Archivale des Monats

April 1857 – Die Pocken grassieren in Bozen

Archiv des Kofler’schen Kindergartens in Bozen, Nr. 195

Die Pocken (oder Blattern) waren eine schwere und hochansteckende Infektionskrankheit, die vermutlich bereits im Alten Testament erwähnt wurde und deren Krankheitsverlauf auch aus altgriechischen und römischen Quellen bekannt ist. Hohes Fieber, Übelkeit sowie Kopf- und Gliederschmerzen waren erste Symptome nach erfolgter Infizierung, daraufhin bildeten sich im Gesicht und am Oberkörper rasch große, mit Flüssigkeit, später mit Eiter gefüllte und sehr schmerzhafte Pusteln, die so zahlreich auftraten, dass die betroffene Person fast unkenntlich wurde und oft weder sprechen noch sehen konnte. Je nach Krankheitsstamm belief sich die Sterblichkeit der Erkrankten auf 30 bis 40 Prozent, die sogenannten Schwarzen Blattern, die starke Blutungen Pusteln und Haut verursachten, endeten sogar nahezu immer tödlich.

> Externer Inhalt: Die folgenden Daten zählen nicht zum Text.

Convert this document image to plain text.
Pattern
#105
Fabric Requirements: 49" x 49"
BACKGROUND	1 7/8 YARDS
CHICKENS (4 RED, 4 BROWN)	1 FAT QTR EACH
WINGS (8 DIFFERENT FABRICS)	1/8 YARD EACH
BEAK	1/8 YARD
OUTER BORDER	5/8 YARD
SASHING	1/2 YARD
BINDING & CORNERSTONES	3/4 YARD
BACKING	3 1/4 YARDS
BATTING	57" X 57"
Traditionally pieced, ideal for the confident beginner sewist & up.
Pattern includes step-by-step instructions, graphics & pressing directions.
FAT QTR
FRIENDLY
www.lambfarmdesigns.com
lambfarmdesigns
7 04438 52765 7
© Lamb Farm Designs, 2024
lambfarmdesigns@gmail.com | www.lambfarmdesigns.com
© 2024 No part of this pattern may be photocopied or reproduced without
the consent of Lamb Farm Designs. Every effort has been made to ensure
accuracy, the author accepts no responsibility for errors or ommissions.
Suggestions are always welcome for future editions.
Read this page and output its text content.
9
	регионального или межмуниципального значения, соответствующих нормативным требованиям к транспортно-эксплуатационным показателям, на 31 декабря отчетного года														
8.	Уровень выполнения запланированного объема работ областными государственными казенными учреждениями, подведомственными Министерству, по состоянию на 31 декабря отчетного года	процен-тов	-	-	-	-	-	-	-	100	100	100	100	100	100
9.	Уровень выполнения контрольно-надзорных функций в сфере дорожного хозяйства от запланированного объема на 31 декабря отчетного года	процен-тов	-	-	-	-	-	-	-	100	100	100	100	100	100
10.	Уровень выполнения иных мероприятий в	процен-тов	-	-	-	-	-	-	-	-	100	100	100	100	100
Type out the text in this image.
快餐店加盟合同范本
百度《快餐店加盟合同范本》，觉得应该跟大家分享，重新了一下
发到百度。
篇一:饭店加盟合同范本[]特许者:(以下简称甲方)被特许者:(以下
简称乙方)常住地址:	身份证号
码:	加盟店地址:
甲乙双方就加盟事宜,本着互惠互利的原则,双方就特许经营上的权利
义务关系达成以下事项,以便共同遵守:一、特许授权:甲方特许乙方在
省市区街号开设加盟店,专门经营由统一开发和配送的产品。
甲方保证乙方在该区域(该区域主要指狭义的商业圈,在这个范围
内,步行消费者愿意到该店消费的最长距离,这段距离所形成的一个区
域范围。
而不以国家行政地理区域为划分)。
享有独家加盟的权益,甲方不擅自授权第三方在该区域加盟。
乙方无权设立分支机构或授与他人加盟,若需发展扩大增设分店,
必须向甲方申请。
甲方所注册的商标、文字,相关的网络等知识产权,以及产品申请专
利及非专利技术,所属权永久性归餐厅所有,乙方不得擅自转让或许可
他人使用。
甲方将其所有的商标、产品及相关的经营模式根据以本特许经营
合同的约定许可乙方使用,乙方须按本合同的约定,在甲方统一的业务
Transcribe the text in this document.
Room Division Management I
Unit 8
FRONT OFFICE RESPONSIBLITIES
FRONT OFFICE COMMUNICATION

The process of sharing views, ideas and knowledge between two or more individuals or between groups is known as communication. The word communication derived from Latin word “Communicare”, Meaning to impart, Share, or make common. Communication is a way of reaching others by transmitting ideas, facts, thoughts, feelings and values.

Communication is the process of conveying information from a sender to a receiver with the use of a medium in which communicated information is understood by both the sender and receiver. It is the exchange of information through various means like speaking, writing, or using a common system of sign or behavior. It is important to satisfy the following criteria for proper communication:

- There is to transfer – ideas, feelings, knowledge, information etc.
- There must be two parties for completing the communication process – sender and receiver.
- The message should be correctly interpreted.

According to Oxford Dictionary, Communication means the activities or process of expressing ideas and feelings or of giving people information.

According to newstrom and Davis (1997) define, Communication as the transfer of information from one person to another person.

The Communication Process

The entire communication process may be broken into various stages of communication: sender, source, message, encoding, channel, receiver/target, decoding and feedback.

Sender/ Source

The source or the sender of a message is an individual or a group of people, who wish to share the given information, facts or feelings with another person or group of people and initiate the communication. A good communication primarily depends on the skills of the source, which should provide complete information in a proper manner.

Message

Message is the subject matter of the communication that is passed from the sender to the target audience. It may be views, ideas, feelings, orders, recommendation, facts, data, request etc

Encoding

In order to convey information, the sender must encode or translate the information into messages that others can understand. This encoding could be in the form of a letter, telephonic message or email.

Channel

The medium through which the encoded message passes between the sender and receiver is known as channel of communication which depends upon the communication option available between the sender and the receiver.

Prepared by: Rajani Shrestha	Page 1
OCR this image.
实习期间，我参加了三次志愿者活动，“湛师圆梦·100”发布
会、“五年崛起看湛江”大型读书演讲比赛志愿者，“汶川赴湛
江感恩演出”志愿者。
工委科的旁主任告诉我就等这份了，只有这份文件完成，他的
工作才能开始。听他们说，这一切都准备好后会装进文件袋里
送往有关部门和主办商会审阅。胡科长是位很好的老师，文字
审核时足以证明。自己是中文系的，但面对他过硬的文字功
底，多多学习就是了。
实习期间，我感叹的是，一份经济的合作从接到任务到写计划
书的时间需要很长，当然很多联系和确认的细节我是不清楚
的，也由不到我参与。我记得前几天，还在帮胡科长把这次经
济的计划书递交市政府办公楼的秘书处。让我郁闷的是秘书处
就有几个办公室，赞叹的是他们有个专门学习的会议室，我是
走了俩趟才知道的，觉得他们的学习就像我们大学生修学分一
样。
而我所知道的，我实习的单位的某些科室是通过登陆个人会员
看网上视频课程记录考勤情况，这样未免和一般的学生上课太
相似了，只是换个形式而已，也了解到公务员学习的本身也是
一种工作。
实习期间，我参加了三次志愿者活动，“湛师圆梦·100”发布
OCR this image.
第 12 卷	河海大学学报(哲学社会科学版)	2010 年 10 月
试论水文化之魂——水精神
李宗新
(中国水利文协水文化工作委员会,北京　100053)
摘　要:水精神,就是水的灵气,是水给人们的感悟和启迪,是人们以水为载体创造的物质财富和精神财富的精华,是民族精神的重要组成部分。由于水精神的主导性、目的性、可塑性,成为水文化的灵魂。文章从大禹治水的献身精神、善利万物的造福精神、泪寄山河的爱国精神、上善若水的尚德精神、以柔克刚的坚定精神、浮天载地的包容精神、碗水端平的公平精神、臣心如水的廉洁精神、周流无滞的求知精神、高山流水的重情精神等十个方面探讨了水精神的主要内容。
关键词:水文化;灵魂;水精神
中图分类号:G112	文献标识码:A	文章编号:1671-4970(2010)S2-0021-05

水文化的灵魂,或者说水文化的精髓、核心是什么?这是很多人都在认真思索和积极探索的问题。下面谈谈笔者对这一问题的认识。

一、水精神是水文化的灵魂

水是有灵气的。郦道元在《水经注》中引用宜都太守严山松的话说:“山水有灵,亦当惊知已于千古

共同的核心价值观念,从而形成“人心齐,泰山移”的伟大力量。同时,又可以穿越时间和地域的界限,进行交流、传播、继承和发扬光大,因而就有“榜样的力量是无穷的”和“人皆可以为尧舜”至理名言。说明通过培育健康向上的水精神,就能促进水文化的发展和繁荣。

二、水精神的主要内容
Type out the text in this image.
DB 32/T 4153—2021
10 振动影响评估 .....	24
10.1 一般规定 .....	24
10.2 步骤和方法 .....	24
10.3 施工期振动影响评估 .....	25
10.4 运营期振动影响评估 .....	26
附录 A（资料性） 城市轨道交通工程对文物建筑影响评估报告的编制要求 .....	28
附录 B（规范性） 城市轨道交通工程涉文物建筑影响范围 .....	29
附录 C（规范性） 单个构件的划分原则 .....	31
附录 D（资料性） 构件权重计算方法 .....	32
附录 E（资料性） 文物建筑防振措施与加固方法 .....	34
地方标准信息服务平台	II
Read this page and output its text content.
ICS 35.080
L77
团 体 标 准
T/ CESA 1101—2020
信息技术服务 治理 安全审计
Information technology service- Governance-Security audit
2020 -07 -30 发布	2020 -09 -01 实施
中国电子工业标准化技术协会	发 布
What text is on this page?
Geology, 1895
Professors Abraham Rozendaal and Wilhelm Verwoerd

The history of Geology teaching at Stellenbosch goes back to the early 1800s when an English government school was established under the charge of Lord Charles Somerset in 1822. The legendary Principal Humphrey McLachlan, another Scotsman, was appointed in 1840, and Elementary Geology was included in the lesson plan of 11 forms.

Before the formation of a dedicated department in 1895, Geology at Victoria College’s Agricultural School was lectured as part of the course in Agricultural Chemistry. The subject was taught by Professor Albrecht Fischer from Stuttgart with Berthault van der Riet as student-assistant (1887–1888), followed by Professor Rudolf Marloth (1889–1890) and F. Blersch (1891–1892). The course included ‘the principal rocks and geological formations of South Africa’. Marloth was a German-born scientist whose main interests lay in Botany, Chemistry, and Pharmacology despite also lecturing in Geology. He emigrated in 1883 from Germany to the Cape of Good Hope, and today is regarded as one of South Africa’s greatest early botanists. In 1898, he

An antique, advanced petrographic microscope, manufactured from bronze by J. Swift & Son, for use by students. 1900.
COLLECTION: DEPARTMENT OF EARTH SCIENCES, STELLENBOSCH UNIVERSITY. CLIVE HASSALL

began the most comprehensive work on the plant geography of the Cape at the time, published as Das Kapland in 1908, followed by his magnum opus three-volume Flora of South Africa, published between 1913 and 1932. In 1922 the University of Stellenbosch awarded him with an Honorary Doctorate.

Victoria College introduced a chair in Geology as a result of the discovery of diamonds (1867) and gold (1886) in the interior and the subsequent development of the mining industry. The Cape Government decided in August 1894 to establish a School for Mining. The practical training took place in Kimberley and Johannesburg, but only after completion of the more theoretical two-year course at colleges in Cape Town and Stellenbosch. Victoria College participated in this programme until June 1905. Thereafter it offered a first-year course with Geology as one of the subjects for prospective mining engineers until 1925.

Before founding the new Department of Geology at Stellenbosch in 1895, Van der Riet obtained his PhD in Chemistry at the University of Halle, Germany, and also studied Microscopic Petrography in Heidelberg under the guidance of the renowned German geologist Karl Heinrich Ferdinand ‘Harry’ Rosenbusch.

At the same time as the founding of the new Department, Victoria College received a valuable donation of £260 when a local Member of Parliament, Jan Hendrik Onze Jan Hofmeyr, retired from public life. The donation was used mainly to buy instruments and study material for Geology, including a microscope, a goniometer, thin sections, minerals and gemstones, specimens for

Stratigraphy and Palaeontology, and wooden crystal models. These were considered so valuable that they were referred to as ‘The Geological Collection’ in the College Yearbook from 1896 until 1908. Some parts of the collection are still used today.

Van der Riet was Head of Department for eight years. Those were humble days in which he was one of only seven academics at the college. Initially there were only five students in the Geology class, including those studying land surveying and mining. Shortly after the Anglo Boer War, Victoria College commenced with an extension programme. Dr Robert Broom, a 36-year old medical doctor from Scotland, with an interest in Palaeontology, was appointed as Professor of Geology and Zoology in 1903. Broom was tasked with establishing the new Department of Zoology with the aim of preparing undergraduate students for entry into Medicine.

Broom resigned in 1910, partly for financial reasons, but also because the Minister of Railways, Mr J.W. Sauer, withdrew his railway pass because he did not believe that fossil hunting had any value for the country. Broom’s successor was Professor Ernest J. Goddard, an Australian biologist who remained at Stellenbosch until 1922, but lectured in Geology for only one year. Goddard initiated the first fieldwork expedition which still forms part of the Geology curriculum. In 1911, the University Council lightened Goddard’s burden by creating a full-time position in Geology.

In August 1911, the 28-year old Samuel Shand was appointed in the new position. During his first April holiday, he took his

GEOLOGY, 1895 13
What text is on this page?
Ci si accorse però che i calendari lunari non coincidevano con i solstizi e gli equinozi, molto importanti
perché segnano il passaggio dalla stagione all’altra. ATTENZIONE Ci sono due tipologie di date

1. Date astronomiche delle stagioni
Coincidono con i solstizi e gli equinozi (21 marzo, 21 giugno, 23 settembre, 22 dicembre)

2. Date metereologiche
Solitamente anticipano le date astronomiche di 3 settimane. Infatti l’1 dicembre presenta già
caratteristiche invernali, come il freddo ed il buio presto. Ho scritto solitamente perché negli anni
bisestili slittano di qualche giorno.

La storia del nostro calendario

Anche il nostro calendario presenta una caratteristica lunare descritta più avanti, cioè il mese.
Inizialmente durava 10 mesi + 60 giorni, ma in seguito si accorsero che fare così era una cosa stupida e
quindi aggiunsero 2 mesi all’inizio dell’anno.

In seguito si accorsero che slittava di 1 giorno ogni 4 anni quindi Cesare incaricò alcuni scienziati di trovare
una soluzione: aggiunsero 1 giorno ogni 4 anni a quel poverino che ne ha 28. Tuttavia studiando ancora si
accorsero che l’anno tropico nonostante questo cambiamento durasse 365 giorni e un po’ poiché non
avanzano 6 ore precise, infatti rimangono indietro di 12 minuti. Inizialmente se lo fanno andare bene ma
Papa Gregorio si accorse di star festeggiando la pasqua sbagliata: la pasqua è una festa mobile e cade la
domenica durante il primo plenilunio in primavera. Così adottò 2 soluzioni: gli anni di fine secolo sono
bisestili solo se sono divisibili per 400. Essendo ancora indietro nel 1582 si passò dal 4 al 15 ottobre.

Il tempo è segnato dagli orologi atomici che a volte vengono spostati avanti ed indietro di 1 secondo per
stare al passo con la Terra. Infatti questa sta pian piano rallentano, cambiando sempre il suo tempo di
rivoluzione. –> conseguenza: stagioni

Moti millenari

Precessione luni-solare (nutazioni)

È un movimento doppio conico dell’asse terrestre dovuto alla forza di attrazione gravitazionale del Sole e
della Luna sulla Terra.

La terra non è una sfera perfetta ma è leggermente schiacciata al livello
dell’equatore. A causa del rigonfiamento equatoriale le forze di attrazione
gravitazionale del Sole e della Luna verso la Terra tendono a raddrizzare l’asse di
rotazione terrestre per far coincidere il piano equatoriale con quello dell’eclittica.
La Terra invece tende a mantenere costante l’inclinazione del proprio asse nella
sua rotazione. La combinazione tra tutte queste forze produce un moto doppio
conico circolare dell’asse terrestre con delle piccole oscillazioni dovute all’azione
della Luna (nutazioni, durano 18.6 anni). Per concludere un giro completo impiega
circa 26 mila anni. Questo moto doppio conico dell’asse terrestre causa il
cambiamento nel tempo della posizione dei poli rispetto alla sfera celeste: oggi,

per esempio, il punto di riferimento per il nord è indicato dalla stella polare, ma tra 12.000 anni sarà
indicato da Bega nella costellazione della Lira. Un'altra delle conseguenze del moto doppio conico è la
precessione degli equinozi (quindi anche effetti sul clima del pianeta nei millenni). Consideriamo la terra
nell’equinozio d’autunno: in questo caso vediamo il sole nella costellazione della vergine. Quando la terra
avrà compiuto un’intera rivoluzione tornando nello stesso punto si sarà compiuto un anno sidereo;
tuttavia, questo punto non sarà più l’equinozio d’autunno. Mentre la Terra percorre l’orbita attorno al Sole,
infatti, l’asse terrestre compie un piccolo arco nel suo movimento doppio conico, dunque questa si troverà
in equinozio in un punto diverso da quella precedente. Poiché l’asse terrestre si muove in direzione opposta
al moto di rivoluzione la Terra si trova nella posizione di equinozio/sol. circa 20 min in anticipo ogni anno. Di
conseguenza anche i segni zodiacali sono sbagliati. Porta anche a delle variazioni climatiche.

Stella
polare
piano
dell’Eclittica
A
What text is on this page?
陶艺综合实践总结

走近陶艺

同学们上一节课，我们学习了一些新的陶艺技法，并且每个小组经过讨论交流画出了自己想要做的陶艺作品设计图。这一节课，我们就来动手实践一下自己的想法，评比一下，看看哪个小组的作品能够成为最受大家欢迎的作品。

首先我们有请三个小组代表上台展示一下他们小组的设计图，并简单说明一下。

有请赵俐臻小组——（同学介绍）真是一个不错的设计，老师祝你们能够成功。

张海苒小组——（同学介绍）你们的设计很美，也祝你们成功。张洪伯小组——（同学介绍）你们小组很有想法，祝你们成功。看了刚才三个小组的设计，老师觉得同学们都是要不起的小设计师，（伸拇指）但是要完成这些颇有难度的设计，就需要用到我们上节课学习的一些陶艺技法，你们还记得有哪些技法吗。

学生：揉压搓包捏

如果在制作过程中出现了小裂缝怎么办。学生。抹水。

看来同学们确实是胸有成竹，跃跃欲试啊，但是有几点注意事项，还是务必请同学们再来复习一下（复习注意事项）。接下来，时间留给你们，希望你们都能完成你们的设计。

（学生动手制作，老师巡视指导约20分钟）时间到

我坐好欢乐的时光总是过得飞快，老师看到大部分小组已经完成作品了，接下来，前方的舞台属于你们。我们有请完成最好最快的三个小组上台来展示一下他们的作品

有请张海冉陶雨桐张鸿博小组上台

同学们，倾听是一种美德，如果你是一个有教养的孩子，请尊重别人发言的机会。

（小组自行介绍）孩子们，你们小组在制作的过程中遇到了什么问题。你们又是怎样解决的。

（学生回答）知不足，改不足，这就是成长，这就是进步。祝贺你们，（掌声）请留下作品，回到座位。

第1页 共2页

Wer die Krankheit überlebte, war für den Rest seines Lebens von Pockennarben entstellt, in schweren Fällen führte die Krankheit auch zu Lähmungen, Blindheit oder Taubheit.
Im Laufe des Mittelalters erfasste die Seuche immer weitere Landstriche Europas, um 1500 war sie so gut wie allgegenwärtig. Besonders das 18. Jahrhundert ging als das Jahrhundert der Pocken in die Geschichte ein, wobei alle sozialen Schichten betroffen waren, am 10. Mai 1774 etwa erlag König Ludwig XV. von Frankreich der Krankheit.
So verwundert es nicht, wenn gerade gegen diese Seuche das erste Impfverfahren entwickelt wurde. Lady Mary Montagu, die Frau des englischen Gesandten an der Hohen Pforte, propagierte die im frühen 18. Jahrhundert in Istanbul praktizierte „Pockeneinpfropfung“ (Variolation), bei der eine kleine Menge an Krankheitserregern in die Haut der zu Impfenden eingeritzt wurde. Diese Methode wurde in der Folgezeit in England erfolgreich praktiziert, setzte sich aber sowohl auf der Insel als auch auf dem Kontinent kaum durch, da sie sehr kostspielig und nicht ganz ungefährlich war. Ende des 18. Jahrhunderts entwickelte der englische Landarzt Edward Jenner die Impfung mit Kuhpocken (Vakzination), die weit weniger gefährlich als die Variolation war. Trotz mancher Vorbehalte wurde diese Form der Immunisierung von vielen Staaten gutgeheißen, bereits im frühen 19. Jahrhundert wurden ausgedehnte Impfkampagnen – auch mit staatlichem Impfzwang – gestartet. Die Ergebnisse waren ermutigend, denn die Zahl der Epidemien und damit auch die Zahl der Toten sank erheblich. Doch aufgrund der hohen Impfkosten, weitverbreiteter Vorbehalte in der Bevölkerung und der Nachlässigkeit der Behörden beim Impfen brachen in der zweiten Hälfte des 19. Jahrhunderts wieder verheerende Pockenepidemien aus, eine besonders schwere Welle etwa erfasste 1871–1873 Deutschland und kostete Tausenden Menschen das Leben.
Im April 1857 gab es auch in Bozen einige Fälle einer Pockeninfektion, von der naturgemäß besonders (nicht geimpfte) Kinder betroffen waren und die bereits erste Todesopfer gefordert hatte. Um eine weitere Ausbreitung der Seuche zu verhindern, ordnete der Bürgermeister Josef Kapeller am 17. April 1857 die sofortige Schließung der Kleinkinderbewahranstalt bzw. des Koflerschen Kindergartens, des 1847 gegründeten ersten Kindergartens von Bozen, an. Erst am 12. Juni 1857 durfte der Kindergarten mit Erlaubnis von Stadtmagistrat und Bürgermeister wieder öffnen. Der Besuch des Kindergartens war aber von nun an nur noch jenen Kindern gestattet, die ein Kuhpocken-Impfzeugnis vorweisen konnten.
Im 20. Jahrhundert spielten die Pocken in Europa dank konsequenter Impfungen kaum noch eine Rolle, in Folge einer weltweiten Impfkampagne konnten sie auch in anderen Kontinenten eingedämmt werden – 1980 schließlich die WHO konnte die völlige Ausrottung der Pocken verkünden.